Mars and Agoric are promising future targets for integration, but currently have either limited functionality or guarded launch caps which preclude immediate onboarding of stTokens.
Costs of this initiative include LDO incentives required for minimum viable DEX liquidity, along with any contributor efforts required to land bridge, DEX, and collateral integrations. We can expect partner protocols to be helpful and receptive to integration considering potential benefits of hosting stTokens on their platform, so the most significant cost is likely to be DEX liquidity incentives.
Assuming a target LP return of 2x base staking yield on $100k of liquidity (ballpark estimate of TVL required for minimum viable liquidity) for each of wstETH, wstDOT, and stMATIC, this would amount to roughly ~$43,000 in total annualized liquidity incentive costs (~15,000 LDO per year, or 1,250 LDO per month).
Incentives cost = 1.5 * [ (0.051 * 100,000) + (0.063 * 100,000) + (0.171*100,000) ] = 42,750
Note that total incentives to be issued are 1.5x base staking rewards of the assets, as together with staking return earned on 50% of LP assets this would sum up to LPs earning 2x base staking yield.

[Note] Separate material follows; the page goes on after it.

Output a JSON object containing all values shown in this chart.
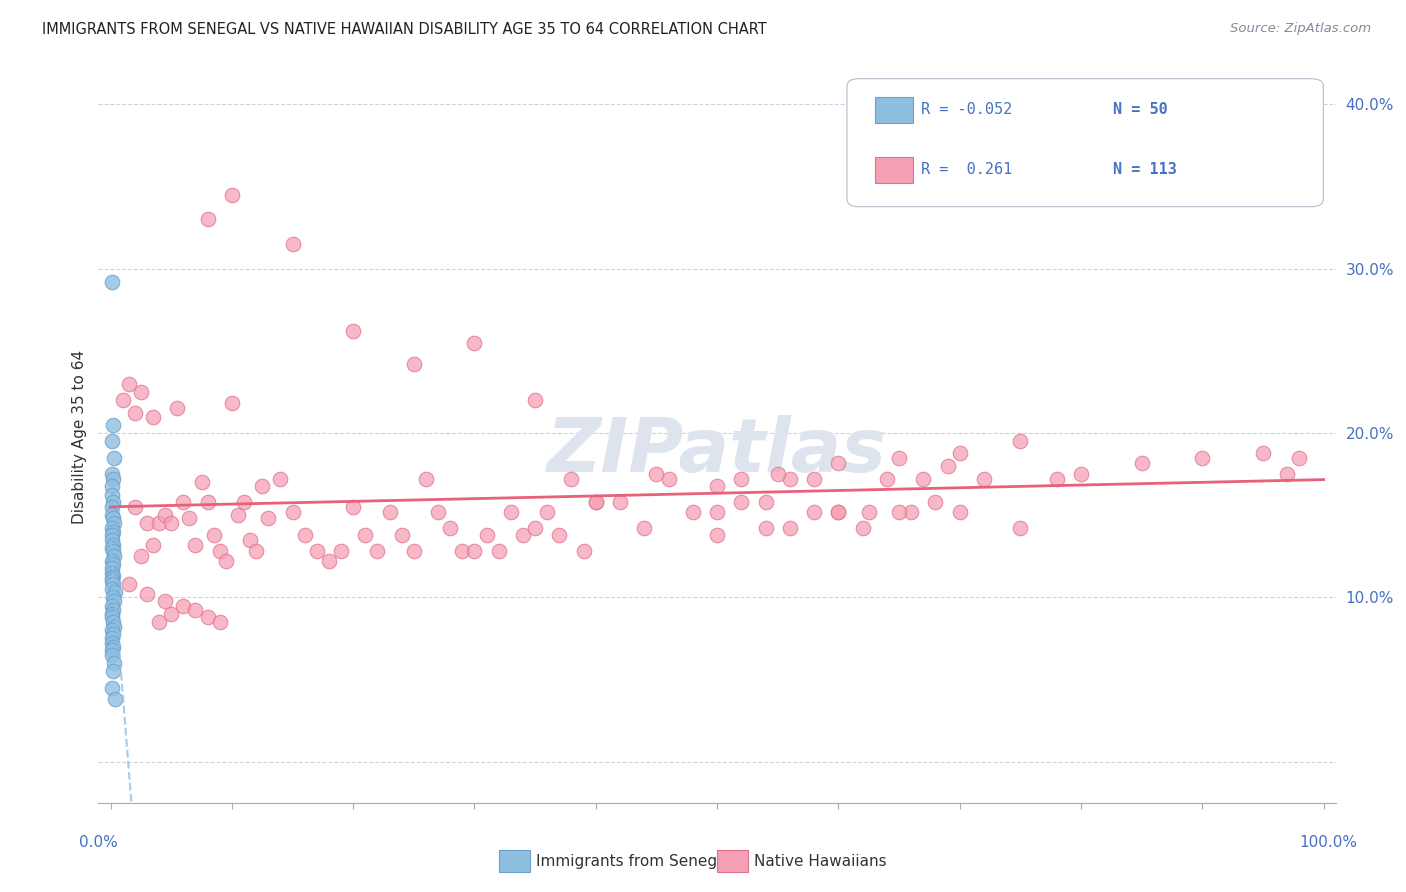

How much in additional TVL would this initiative need to drive to be positive on an earnings basis? Considering Lido DAO takes 4-5% of staking yield depending on the asset, we can conservatively estimate a minimum required interchain TVL to reach breakeven:
- wstETH ~= $3 million
- wstDOT ~= $3.8 million
- stMATIC ~= $3.8 million
Note that these figures assume above incentive targeting on $100k of DEX TVL per stToken. It may be appropriate to target higher DEX TVL for ETH and lower TVL for DOT/MATIC, considering higher fixed bridge/arbitrage costs for Ethereum vs Matic or Moonbeam (which have fairly low gas costs and Axelar bridge fees).

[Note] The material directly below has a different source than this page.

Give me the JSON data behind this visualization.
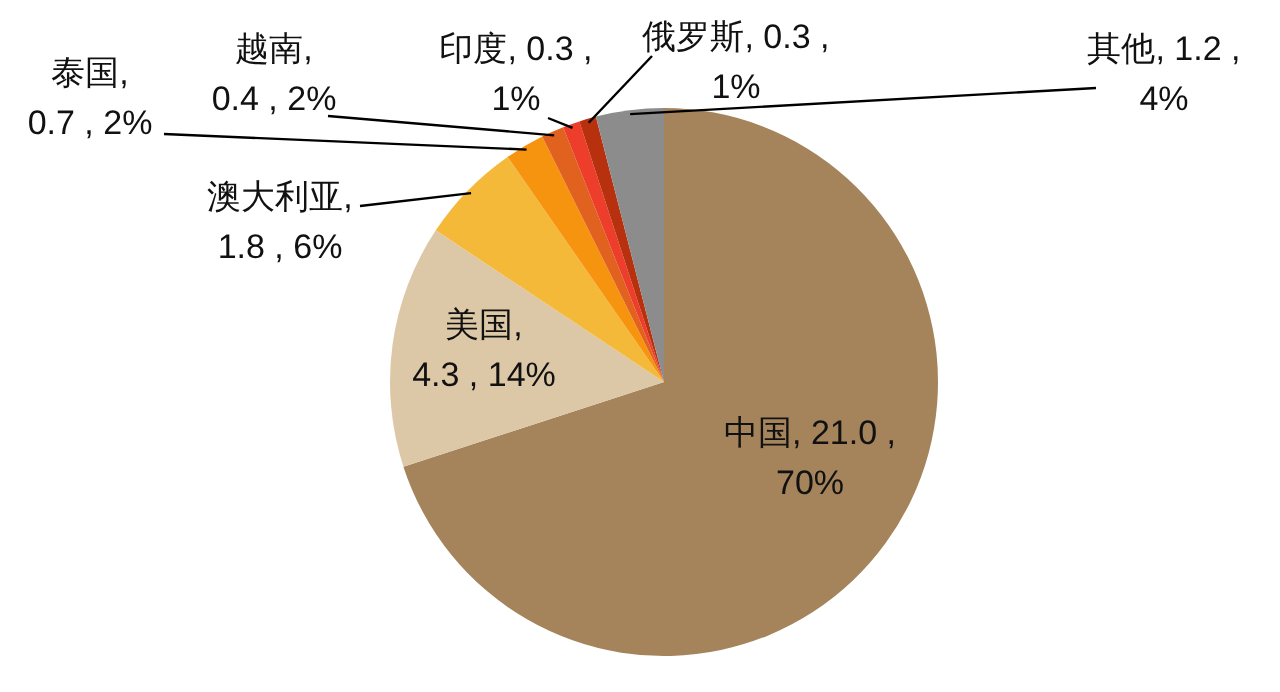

The above analysis doesn’t account for potential benefits of user brand recognition and building relationships with interchain defi protocols, which could become more valuable as Lido for the Interchain launches.
I believe that integrating and distributing existing stTokens across as many chains as possible will help cement Lido protocol as the leader in liquid staking. With the interchain defi ecosystem beginning to take off, and Lido DAO’s own foray into native interchain LSTs around the corner, I think pushing integrations here offers an attractive r/r and should be strongly considered for contributor BD efforts as well as funding from the reWARDs committee.
Appreciate any feedback on this proposal!